Management accounting also includes many other accounting aspects, including budgeting, forecasting and a variety of financial analysis tools. Essentially, any information that may be useful for management falls under this umbrella.
Just as management accounting helps companies make decisions about management, cost accounting helps companies make decisions about costs. Essentially, cost accounting considers all expenses related to the production of the product.
Analysts, managers, business owners and accountants use this information to determine how much their products should cost. In cost accounting, money is regarded as an economic factor in production, while in financial accounting, money is regarded as a measure of the economic performance of a company.
In most cases, accountants use universally accepted accounting principles (GAAP) when preparing financial statements in the United States. GAAP is a set of standards and principles designed to improve the comparability and consistency of financial reporting in the industry.
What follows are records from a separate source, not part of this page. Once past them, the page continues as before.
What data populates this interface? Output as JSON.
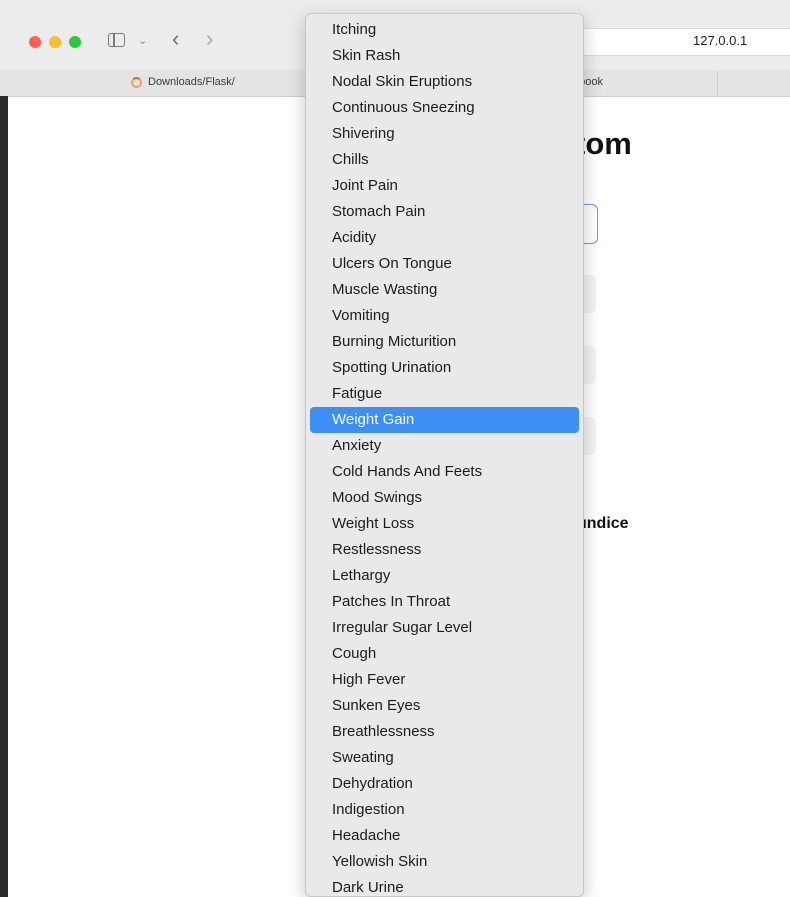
{
  "browser": {
    "address": "127.0.0.1",
    "tabs": [
      {
        "label": "Downloads/Flask/"
      },
      {
        "label": "ebook"
      }
    ]
  },
  "page": {
    "heading_fragment": "tom",
    "result_fragment": "undice"
  },
  "dropdown": {
    "selected_index": 15,
    "options": [
      "Itching",
      "Skin Rash",
      "Nodal Skin Eruptions",
      "Continuous Sneezing",
      "Shivering",
      "Chills",
      "Joint Pain",
      "Stomach Pain",
      "Acidity",
      "Ulcers On Tongue",
      "Muscle Wasting",
      "Vomiting",
      "Burning Micturition",
      "Spotting Urination",
      "Fatigue",
      "Weight Gain",
      "Anxiety",
      "Cold Hands And Feets",
      "Mood Swings",
      "Weight Loss",
      "Restlessness",
      "Lethargy",
      "Patches In Throat",
      "Irregular Sugar Level",
      "Cough",
      "High Fever",
      "Sunken Eyes",
      "Breathlessness",
      "Sweating",
      "Dehydration",
      "Indigestion",
      "Headache",
      "Yellowish Skin",
      "Dark Urine"
    ]
  },
  "colors": {
    "selection": "#3b8ff5",
    "focus_ring": "#6d9fd4"
  }
}
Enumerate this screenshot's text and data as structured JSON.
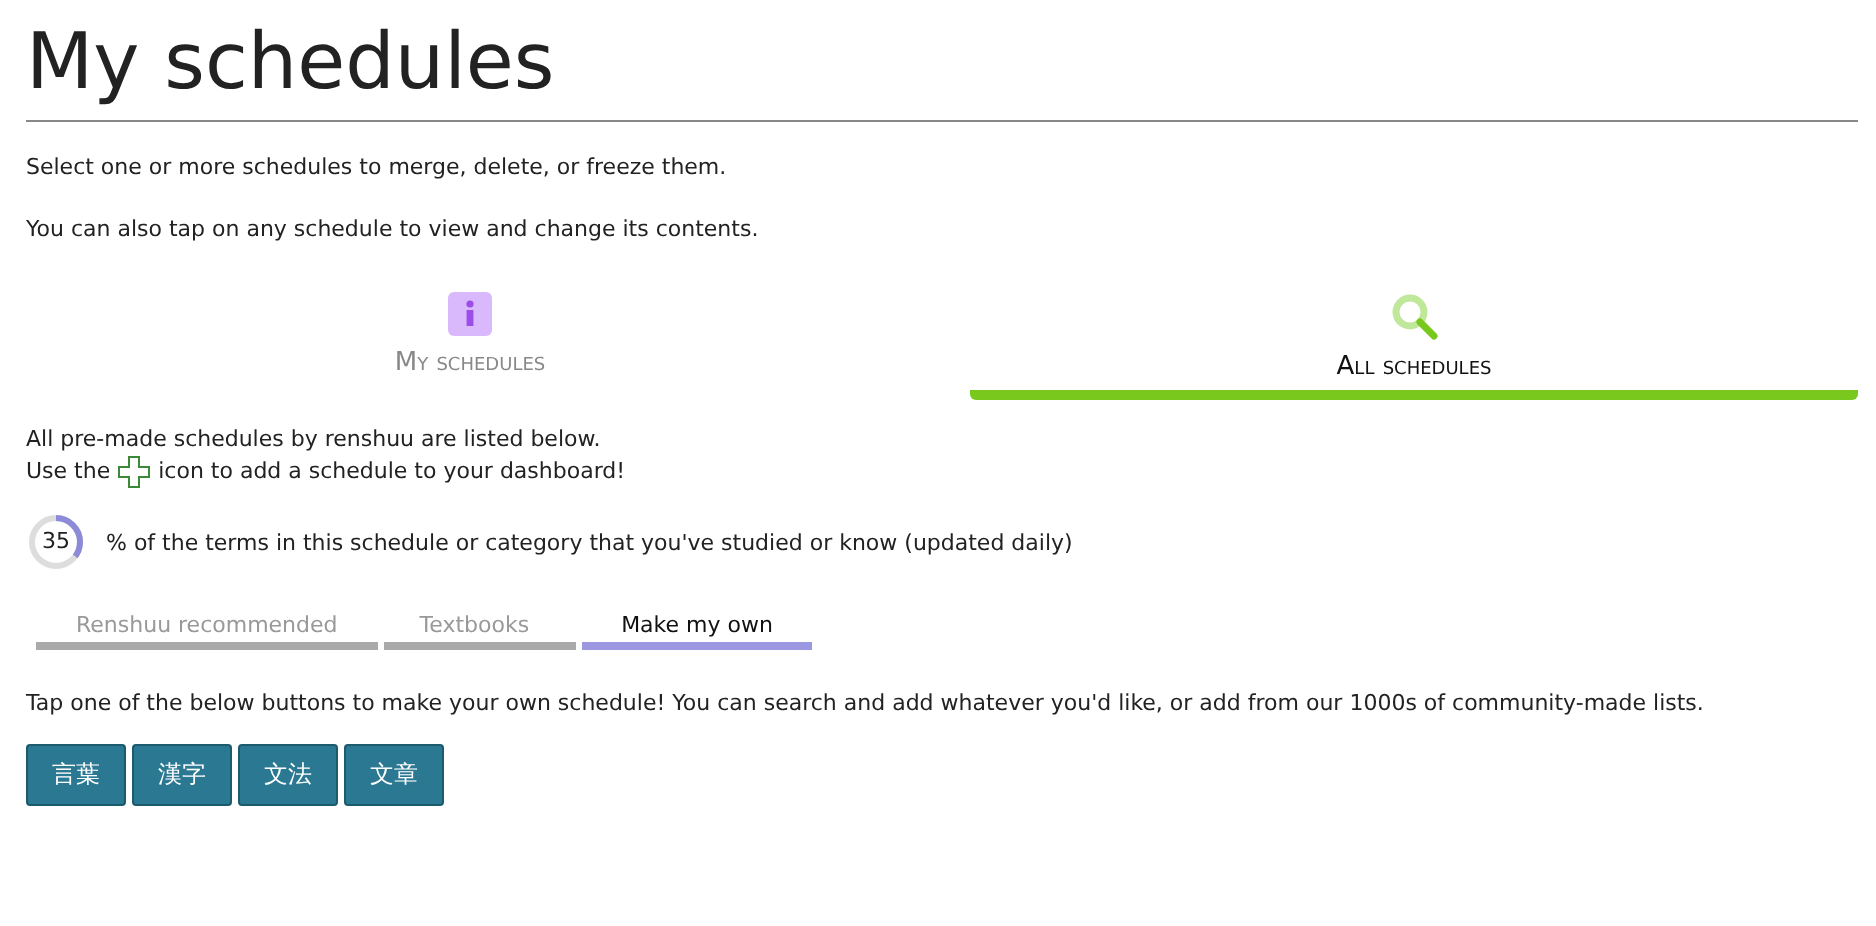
{
  "title": "My schedules",
  "intro": [
    "Select one or more schedules to merge, delete, or freeze them.",
    "You can also tap on any schedule to view and change its contents."
  ],
  "tabs": [
    {
      "label": "My schedules",
      "kind": "info",
      "selected": false
    },
    {
      "label": "All schedules",
      "kind": "search",
      "selected": true
    }
  ],
  "notice": {
    "line_1": "All pre-made schedules by renshuu are listed below.",
    "line_2_before": "Use the",
    "line_2_after": "icon to add a schedule to your dashboard!"
  },
  "legend": {
    "value": "35",
    "text": "% of the terms in this schedule or category that you've studied or know (updated daily)"
  },
  "subtabs": [
    {
      "label": "Renshuu recommended",
      "selected": false
    },
    {
      "label": "Textbooks",
      "selected": false
    },
    {
      "label": "Make my own",
      "selected": true
    }
  ],
  "instructions": "Tap one of the below buttons to make your own schedule! You can search and add whatever you'd like, or add from our 1000s of community-made lists.",
  "buttons": [
    "言葉",
    "漢字",
    "文法",
    "文章"
  ]
}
Its standard is based on dual-input accounting, which inputs each accounting transaction as a debit and credit in two separate general ledger accounts that will be remitted to the balance sheet and profit and loss statement.
To illustrate dual entry accounting, imagine a business sending invoices to one of its clients. Accountants using the dual input method record debits from accounts receivables, which flows to the balance sheet, and credit for sales revenue, which flows to the profit and loss statement.
When a client pays an invoice, the accountant remembers accounts receivable and debit cash. Double input accounting is also called balanced books because all accounting entries are balanced with each other. If the entry is not balanced, the accountant knows that there must be an error in the general ledger.
Read also: Definition, Type, and Importance of Finance
Accounting history is almost as long as money itself. Accounting history can be traced back to ancient civilizations in Mesopotamia, Egypt and Babylon.
During the Roman Empire, for example, the government recorded their financial records in detail. However, modern accounting has existed as a profession since the early 19th century.
Luca Pacioli is considered the “father of accounting and bookkeeping” for his contribution to the accounting development of his career. Pacioli, an Italian mathematician and friend of Leonardo da Vinci, published a book about bookkeeping systems sometime between 1470 and 1517.
By 1880, the modern accounting profession had been fully established and recognized by the Institute of Chartered Accountants in England and Wales. The institute has created many systems of today’s accountant practice.
The formation of the institute was largely due to the industrial revolution. Not only do businessmen need to track their records, but they also try to avoid bankruptcy.